A lawmaker from Japan’s ruling party was aboard one of four fishing boats that sailed today towards islands at the centre of a bitter dispute with China, the organiser said, as Chinese vessels loomed nearby.
Japan’s national broadcaster said one of the Chinese maritime surveillance ships had been within a kilometre (1,000 yards) of the fishing boats, in an incident that could inflame a debilitating international row.
There was no attempt by anyone on board to land on any of the islands, which Japan controls as the Senkakus, but which China claims as the Diaoyus.
“The purpose of dispatching the fishing boats is to fish in the waters,” an official from the nationalist Channel Sakura satellite broadcaster told AFP, adding the company’s president was aboard one of the boats.
“Most of the people on this mission are fishermen,” he said, but noted that Kenji Yamada, a parliamentarian and member of Prime Minister Shinzo Abe’s Liberal Democratic Party had also taken part in the mission.
The Japanese boats had left the area by the afternoon, he said.
The incident passed off without confrontation but marked a change from recent months, which have seen regular forays by official Chinese ships into the 12-nautical-mile zone regarded as territorial waters.
It has become customary for Japan’s coastguard and the Chinese ships to exchange demands that the other side leave the waters, as part of a tussle between Tokyo and Beijing over ownership of the resource-rich islands.
A Japanese foreign ministry official telephoned the Chinese embassy in Tokyo to protest at the presence of the Chinese vessels, the ministry said.

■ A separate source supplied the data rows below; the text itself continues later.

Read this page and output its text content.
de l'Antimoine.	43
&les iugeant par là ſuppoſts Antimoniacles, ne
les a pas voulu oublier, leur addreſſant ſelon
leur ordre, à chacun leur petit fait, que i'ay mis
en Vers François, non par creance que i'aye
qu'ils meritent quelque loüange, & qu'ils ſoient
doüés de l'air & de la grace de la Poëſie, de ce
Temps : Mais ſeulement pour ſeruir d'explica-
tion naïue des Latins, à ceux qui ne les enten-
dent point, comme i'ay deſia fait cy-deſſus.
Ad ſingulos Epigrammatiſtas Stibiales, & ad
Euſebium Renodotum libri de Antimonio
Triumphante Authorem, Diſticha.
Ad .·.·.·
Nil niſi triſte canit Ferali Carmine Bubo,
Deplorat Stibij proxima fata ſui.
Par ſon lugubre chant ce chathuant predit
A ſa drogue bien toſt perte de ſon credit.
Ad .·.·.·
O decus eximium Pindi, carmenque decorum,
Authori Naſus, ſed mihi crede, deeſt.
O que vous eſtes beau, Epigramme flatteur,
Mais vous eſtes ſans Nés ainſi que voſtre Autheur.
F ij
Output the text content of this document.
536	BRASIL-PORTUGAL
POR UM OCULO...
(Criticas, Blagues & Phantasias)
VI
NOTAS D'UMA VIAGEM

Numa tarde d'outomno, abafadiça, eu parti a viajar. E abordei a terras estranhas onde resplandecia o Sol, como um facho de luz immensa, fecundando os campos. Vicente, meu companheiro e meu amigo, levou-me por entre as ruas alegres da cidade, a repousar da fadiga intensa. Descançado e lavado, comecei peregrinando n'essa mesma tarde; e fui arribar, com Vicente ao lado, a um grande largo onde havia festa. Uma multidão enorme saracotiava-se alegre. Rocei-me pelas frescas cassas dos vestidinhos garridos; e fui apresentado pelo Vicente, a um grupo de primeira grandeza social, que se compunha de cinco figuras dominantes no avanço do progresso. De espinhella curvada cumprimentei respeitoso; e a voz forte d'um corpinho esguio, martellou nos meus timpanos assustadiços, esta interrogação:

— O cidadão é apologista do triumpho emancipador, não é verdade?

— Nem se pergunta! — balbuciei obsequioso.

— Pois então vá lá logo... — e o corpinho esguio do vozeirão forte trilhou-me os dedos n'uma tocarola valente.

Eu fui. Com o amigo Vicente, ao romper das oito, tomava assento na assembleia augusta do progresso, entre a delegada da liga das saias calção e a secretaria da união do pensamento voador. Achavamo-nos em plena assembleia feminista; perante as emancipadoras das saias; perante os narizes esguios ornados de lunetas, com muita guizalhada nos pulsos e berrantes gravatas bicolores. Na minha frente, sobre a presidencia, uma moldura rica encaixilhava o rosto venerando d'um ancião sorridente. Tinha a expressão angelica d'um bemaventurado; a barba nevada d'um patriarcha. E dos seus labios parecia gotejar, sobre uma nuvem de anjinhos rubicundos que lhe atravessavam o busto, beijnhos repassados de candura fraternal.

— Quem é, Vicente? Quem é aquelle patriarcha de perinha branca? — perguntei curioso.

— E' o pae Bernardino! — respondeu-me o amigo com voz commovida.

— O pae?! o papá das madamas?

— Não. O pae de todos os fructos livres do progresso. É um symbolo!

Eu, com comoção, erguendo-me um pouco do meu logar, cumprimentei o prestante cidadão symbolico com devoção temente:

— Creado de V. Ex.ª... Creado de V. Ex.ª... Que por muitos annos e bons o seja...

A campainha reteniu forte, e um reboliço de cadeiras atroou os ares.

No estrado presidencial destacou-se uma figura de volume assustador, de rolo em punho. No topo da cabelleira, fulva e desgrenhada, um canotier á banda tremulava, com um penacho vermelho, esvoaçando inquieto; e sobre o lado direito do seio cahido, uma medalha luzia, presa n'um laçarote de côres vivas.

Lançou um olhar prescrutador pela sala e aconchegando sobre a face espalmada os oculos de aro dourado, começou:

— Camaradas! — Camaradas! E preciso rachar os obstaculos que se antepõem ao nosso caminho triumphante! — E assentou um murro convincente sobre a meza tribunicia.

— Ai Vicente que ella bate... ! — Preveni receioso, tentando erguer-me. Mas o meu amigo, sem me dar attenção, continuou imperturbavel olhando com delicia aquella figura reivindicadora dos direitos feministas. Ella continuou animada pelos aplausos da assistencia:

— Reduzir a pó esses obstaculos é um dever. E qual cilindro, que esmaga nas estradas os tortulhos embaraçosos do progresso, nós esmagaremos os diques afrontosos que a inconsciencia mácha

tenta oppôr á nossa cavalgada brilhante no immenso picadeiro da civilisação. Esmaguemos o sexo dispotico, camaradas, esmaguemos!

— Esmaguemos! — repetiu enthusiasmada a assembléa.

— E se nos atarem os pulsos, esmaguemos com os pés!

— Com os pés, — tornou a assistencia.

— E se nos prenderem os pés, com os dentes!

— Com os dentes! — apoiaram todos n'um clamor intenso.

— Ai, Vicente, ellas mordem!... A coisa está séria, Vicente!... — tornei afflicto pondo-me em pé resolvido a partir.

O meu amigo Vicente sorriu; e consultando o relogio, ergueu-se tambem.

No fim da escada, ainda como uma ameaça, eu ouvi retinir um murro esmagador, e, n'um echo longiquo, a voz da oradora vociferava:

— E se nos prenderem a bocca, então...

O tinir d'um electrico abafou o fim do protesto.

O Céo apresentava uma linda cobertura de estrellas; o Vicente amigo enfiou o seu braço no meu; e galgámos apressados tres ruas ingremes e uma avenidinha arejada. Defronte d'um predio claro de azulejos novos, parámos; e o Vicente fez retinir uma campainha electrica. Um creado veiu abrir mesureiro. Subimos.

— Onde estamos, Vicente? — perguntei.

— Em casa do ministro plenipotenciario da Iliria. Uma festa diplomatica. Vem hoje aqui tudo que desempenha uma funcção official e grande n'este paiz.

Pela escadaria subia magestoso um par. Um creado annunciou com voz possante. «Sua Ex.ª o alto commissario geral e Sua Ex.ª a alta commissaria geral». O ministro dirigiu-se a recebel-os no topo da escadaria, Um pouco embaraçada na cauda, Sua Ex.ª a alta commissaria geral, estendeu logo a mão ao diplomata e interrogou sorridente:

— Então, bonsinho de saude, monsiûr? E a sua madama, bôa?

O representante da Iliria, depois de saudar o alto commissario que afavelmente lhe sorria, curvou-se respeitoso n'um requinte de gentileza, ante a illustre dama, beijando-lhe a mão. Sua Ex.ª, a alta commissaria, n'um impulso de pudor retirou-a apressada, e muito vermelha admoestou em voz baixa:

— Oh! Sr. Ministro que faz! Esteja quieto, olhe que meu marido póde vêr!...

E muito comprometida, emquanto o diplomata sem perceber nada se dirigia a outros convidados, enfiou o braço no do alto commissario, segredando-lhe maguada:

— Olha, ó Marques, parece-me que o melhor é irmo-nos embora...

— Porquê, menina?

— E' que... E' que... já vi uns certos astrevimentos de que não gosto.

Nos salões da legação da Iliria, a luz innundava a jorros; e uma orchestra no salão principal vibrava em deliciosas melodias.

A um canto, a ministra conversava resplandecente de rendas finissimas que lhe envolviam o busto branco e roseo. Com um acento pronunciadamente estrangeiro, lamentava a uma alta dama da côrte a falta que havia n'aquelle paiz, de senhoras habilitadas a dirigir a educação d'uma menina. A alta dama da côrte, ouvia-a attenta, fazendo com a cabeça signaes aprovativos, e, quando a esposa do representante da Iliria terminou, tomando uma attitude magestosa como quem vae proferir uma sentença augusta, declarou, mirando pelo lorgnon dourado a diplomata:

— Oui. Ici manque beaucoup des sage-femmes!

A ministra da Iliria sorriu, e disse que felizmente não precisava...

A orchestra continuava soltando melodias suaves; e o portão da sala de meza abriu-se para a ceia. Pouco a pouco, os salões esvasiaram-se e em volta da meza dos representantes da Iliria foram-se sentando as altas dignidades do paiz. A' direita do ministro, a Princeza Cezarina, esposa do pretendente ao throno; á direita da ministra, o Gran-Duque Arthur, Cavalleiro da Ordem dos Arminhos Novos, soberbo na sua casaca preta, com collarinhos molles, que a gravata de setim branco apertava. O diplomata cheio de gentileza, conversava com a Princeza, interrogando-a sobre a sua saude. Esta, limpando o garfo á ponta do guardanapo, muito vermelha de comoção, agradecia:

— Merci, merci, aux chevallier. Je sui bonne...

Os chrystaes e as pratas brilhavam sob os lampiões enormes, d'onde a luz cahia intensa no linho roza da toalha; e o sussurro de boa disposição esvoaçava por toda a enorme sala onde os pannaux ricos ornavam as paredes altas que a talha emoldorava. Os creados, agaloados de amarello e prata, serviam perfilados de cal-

The four ships made a circuit of the largest island in the chain before heading away, Japan’s coastguard said.
A territorial row that dates back four decades reignited last September when Tokyo nationalised three islands in the chain, in what it said was a mere administrative change of ownership.
But the incident provoked fury in Beijing, which maintains the Senkakus were illegally snatched by Japan as it built an empire in the half-century before World War II.
Tokyo says it annexed an unclaimed archipelago that showed no signs of ownership.
Commentators say the islands are a potential flashpoint for a military confrontation between Asia’s two largest powers.
They say the occasional presence of nationalists from both sides introduces a wild card that increases the risk of a misstep by one of the armed official vessels, which could quickly escalate.